When ten-month-old Memunatu arrived aboard the Global Mercy — the world’s largest civilian hospital ship operated by Mercy Ships — her tiny frame carried the weight of a tumour that made eating, swallowing, and breathing a daily struggle. In Sierra Leone’s capital, Freetown, her mother, Aminata, had sought help from multiple medical facilities, but each visit ended in disappointment. The arrival of the Global Mercy in West Africa marked the beginning of a new chapter for them both.
The vessel, which docked in Sierra Leone as part of Mercy Ships’ ongoing mission to strengthen surgical capacity in Africa, became a place of restoration for children like Memunatu. Under the care of Dr Leo Cheng, a consultant maxillofacial surgeon from the United Kingdom who has volunteered with Mercy Ships for over two decades, her complex condition received urgent attention. Upon reviewing her scans, Dr Cheng and his team confirmed that while the tumour was benign, its location and rapid growth posed a severe threat to her life.
“Without the surgery, her condition would have continued to worsen,” explained Dr Cheng. “It could have become life-threatening.”
The delicate procedure demanded extraordinary coordination. Anaesthesia and intubation were particularly challenging due to the tumour’s proximity to Memunatu’s airway. Over several hours, a multidisciplinary team of African and international medical professionals worked in synchrony, combining surgical precision with compassion. When the operation concluded, and the swelling began to subside, the transformation was profound.
What emerged was not only the healing of a child but the restoration of dignity, acceptance, and hope. In the words of Dr Cheng, “Every surgery like this reminds us that access to safe surgery is not a luxury, but essential. When we restore someone’s face, we restore their humanity, their acceptance, and their hope.”
According to The Lancet Commission on Global Surgery, nearly five billion people — two-thirds of the global population — lack access to safe, affordable, and timely surgical care. The consequences are stark: an estimated 17 million deaths each year are linked to conditions treatable by surgery, translating to one preventable death every two seconds. Across sub-Saharan Africa, this deficit is compounded by a shortage of trained surgeons, inadequate infrastructure, and systemic barriers to care.

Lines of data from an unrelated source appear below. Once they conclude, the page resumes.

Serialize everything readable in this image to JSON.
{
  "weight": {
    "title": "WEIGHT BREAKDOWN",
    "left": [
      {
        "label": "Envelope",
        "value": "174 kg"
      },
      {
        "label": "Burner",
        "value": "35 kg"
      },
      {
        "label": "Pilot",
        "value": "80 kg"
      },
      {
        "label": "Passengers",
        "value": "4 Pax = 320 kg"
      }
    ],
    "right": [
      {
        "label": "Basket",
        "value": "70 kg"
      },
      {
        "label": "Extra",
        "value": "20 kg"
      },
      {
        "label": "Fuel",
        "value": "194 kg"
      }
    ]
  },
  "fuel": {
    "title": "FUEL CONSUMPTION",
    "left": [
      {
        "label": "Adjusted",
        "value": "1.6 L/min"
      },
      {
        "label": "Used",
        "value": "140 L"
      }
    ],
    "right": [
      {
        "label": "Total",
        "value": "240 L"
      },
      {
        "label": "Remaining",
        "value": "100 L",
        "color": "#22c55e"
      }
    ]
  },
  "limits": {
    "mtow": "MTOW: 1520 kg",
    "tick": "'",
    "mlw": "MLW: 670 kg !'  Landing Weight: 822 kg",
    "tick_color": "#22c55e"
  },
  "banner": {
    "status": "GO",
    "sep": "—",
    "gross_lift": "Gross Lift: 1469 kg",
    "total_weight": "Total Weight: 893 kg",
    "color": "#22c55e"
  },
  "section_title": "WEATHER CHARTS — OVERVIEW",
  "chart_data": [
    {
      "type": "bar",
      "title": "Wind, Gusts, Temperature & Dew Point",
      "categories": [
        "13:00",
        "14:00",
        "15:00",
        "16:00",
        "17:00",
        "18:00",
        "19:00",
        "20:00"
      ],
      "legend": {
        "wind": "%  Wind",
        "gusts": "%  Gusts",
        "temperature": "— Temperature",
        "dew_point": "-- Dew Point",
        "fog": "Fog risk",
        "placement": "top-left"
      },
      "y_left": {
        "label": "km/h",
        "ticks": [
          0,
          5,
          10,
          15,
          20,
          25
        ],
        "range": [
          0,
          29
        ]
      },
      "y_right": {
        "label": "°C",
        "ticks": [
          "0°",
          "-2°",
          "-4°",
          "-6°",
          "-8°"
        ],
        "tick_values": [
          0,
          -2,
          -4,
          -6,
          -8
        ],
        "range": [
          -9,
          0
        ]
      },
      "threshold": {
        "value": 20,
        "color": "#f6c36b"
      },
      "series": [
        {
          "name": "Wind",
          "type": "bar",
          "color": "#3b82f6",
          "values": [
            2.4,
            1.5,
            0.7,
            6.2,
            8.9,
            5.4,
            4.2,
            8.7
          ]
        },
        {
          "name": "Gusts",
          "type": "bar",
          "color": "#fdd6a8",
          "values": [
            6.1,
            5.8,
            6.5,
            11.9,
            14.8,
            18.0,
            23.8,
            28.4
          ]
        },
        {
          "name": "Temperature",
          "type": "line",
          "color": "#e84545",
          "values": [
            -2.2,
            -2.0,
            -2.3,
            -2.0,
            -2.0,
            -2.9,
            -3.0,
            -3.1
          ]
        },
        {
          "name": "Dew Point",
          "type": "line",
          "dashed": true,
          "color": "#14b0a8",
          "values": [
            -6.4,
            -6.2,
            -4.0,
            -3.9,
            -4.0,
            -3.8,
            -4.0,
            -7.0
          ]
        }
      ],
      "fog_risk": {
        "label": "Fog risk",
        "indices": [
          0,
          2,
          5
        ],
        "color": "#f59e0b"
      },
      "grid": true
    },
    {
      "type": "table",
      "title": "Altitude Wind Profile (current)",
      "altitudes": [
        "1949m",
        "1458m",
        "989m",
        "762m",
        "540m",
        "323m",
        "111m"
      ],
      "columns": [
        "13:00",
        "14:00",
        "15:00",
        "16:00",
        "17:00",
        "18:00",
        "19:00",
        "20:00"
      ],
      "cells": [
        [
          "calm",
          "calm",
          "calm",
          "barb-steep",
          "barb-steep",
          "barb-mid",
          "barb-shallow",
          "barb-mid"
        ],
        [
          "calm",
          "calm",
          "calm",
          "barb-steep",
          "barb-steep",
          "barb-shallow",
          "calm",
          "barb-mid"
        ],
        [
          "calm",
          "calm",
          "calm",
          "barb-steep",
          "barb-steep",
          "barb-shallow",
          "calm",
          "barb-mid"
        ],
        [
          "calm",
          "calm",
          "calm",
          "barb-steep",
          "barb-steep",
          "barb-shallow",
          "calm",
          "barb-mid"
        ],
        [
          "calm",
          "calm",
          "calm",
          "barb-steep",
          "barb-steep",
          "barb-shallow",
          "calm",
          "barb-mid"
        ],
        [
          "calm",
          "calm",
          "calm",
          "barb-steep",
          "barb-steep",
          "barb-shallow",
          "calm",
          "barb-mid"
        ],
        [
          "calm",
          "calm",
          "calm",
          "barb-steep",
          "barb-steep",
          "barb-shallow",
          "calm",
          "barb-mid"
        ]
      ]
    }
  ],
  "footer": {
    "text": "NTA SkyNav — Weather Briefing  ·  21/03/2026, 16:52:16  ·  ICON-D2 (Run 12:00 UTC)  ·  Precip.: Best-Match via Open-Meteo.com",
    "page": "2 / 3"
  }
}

However, the ongoing work of organisations like Mercy Ships underscores a broader and deeply African narrative — one of resilience, collaboration, and the pursuit of equity in healthcare. Rather than imposing external solutions, initiatives such as these increasingly focus on partnership: training local medical professionals, supporting in-country capacity building, and strengthening existing health systems.
In Freetown, volunteer healthcare workers like Anne-Marie van Tonder from South Africa exemplify this spirit of solidarity. Her encounter with Aminata and Memunatu became the bridge that connected them to the Global Mercy and ultimately to a life-saving intervention.
Yet, the story extends beyond one family’s transformation. It highlights a structural issue that requires sustained attention: the global surgery crisis that disproportionately affects African nations. The burden of surgically treatable conditions — from obstructed labour to congenital anomalies and trauma — remains one of the most under-addressed global health challenges of our time.
While international partnerships contribute meaningfully, long-term progress lies in fostering African-led medical innovation, research, and education. The work aboard the Global Mercy thus becomes not a singular act of charity, but part of a collective effort to ensure that all people, regardless of geography, have access to the fundamental right of safe surgery.
For Memunatu and countless others, the surgery did more than remove a tumour — it restored a future.